All of us earn so that we can spend what we earn on things that we need and things that we desire. Saving refers to the surplus of earnings over spending. This surplus could be kept away for spending on a later date or could be spent now. It is in the former sense that we associate with the word.
Borrowing refers to spending more now, with the Belief of earning more later so that the borrowed sum could be paid back. While saving is safe, borrowing is riskier.
Investing on the other hand, means to gather funds with an estimate of future consumption, so that greater returns could be earned. The funds required for investing could be either the surplus of spending or could be gained by cutting our present consumption.
Speculating is akin to gambling. A speculator puts his money in instruments with an aim of making profits from the fluctuation of the prices of the instruments. It's short-term oriented with a high amount of risk.

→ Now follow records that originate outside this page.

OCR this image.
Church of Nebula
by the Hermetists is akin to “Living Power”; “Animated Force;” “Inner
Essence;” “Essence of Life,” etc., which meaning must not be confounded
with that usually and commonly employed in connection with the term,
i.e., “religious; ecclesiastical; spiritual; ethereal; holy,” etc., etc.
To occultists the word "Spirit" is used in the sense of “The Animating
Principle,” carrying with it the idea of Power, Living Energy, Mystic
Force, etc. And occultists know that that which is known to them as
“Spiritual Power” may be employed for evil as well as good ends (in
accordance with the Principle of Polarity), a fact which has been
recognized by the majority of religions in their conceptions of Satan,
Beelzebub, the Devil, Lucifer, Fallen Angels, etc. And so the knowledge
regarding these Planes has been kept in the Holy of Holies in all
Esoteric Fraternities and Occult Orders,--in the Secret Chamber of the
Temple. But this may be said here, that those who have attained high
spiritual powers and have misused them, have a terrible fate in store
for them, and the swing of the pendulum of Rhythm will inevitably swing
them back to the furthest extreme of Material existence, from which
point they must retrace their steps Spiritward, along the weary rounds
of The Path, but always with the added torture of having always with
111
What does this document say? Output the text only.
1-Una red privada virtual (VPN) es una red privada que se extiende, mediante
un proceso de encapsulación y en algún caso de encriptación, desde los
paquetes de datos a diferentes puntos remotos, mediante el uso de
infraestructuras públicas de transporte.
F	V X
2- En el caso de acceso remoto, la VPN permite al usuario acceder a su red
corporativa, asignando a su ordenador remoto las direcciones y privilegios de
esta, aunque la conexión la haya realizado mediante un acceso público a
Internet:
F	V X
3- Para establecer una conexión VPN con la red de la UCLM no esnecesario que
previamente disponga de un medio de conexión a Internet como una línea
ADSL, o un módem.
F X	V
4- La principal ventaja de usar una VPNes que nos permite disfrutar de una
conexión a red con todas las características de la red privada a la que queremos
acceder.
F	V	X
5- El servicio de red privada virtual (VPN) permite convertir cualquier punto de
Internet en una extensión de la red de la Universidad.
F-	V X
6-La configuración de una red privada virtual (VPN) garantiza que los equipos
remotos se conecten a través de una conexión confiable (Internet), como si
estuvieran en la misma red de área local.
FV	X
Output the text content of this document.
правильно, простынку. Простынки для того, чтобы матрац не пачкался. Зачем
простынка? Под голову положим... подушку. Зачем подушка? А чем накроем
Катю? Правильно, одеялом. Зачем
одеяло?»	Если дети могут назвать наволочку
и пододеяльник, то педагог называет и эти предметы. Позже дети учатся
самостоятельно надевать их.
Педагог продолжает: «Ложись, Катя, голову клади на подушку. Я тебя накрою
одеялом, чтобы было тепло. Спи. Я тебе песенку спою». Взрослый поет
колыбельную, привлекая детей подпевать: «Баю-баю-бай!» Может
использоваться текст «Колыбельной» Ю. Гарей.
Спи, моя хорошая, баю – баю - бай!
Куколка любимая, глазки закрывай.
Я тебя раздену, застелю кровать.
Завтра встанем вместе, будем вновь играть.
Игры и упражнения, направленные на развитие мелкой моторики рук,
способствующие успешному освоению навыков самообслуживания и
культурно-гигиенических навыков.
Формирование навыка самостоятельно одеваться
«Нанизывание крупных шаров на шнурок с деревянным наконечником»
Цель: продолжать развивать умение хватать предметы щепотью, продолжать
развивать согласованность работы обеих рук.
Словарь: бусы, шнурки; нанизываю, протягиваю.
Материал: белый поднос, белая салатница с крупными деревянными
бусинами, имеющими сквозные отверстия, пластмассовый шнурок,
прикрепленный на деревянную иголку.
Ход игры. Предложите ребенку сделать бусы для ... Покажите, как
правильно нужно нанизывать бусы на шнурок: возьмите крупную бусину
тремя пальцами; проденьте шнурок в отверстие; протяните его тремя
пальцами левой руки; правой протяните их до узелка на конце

Money - market securities: short-term securities with maturities of one year or less.
Debt securities: fixed income securities with maturities of greater than one year.
Equity securities: long-term securities that do not mature.
Derivative securities: securities that derive their value from other securities and involve transactions that are completed at a future date.Non-financial investments - these include real estate, precious metals, collectibles and other physical resources.
These include real estate, precious metals, collectibles and other physical resources.